Poverty, violence and racial conflicts could explain why, at 15, Bruce joined the New World Nation of Islam, a violent, splinter group of the Nation of Islam. Its mission was to harm white people.
“It was a gang that was very racist,” Bruce says. “And like most gangs, they bring you in and brainwash you and send you on missions to prove yourself.”
But none of these explanations is a justification for the events of Nov. 28, 1980.
“I never learned racism at home,” Bruce says. “I don’t blame society. I blame myself and my black militant brothers who taught me to be racist, who taught me the white man is the devil. It was implanted in my mind, but not my heart.”
It is early December, shortly after Bruce’s 49th birthday and nearly 29 years to the day since he robbed the bank. The blinds are drawn in his meditation room, which is shrouded with purple tapestries. A lampshade is decorated with dried orange flowers. On an altar sit statues of a dancing Shiva, an angel, which “represents protection,” he says, a cobra, a framed copy of the Lord’s Prayer and photos of gurus and the Dalai Lama. The room smells sweet of sage and incense.
“Most of my life is beautiful and sweet,” he says, sitting cross-legged on a green and purple pillow. “But I am not always happy. There are rough times. I try to remind myself I wasn’t always a good person. I’ve done wrong in this world, too. And I have to remember struggles of other people.”
Bruce has a stack of at least a dozen testimonials, eloquent pleas written by community members to the parole board for Bruce’s early release.
“He has proven to be as honest and trustworthy person as I have ever known,” wrote Robert Pagliarello, a social studies teacher at Three Springs, a treatment facility in Pittsboro where Bruce has spoken about his prison experiences to teenage boys.
Thomas Newsome, a physician, noted that “kids flock to Bruce because of his positive energy … He is an African-American ex-convict living in a white, middle-class community.
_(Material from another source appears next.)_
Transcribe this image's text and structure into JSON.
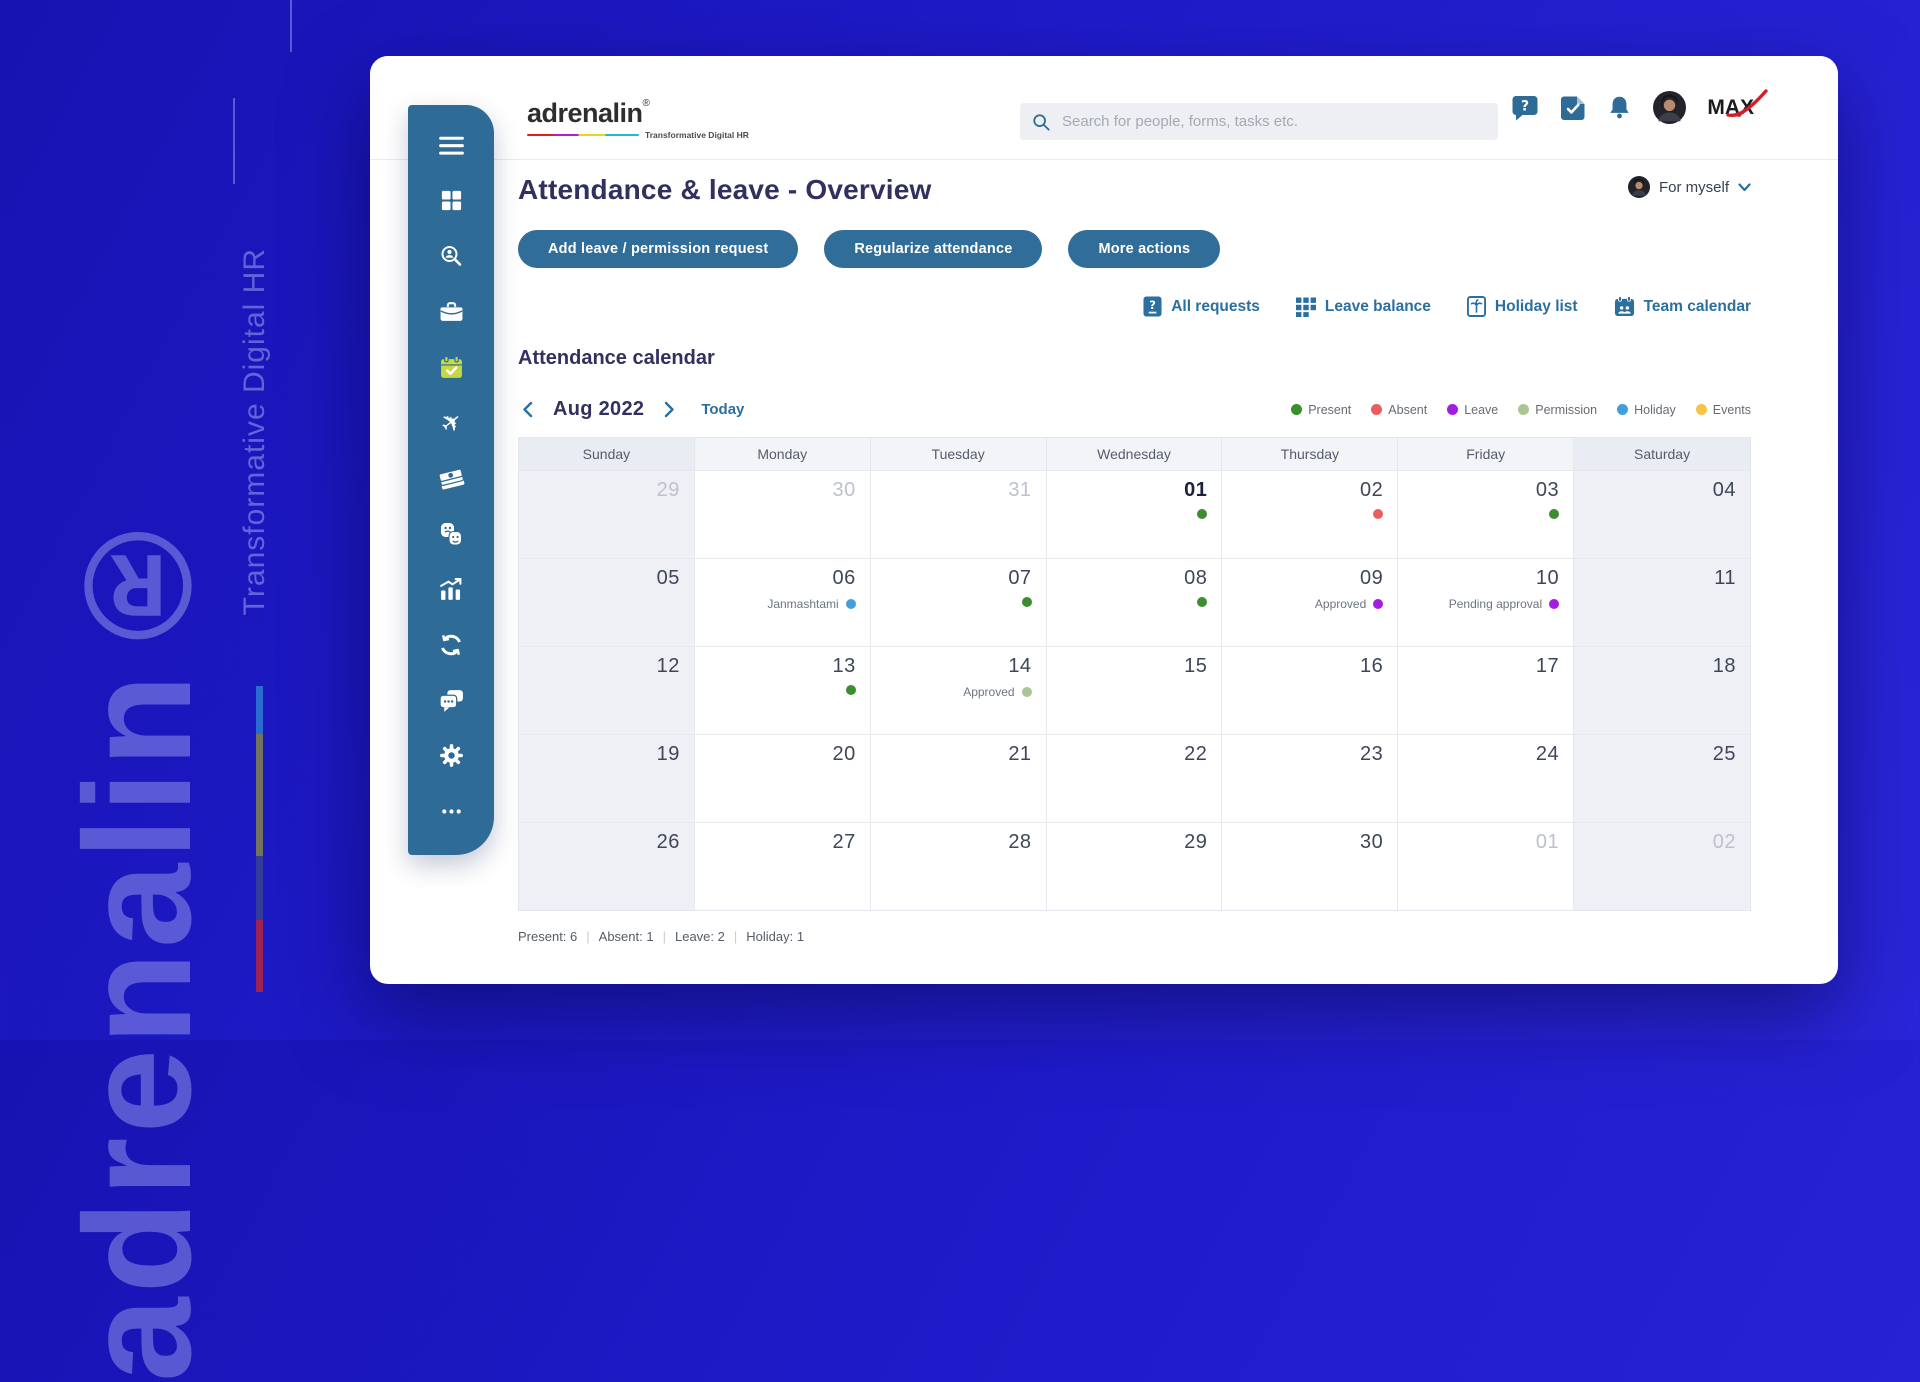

Nonetheless, he has earned the admiration and respect of countless people around town.”
Bruce is scheduled to make his annual appearance before the North Carolina parole board in August. Each time, he says, because of pressure from Florida authorities, the parole board has denied him. If he remains on parole for his full sentence, he won’t be released until 2069, when he would be 105 years old.
“I stand by the fact that I’ve created this,” he says. “I have faith that in time, it will happen.”
The terms of his parole restrict his movements. He can’t leave North Carolina without permission. (Several years ago, the state did allow him to visit his family in New Jersey.) He must pay $30 monthly in supervisory fees. He cannot vote. He must always have a job and a residence. He cannot break the law or he risks being sent back to prison.
“When I got out of prison, I decided I was going to be the best person I could be,” he says. “It hasn’t been easy, but I’m not going to let the world take what I have. I’m going to continually love.”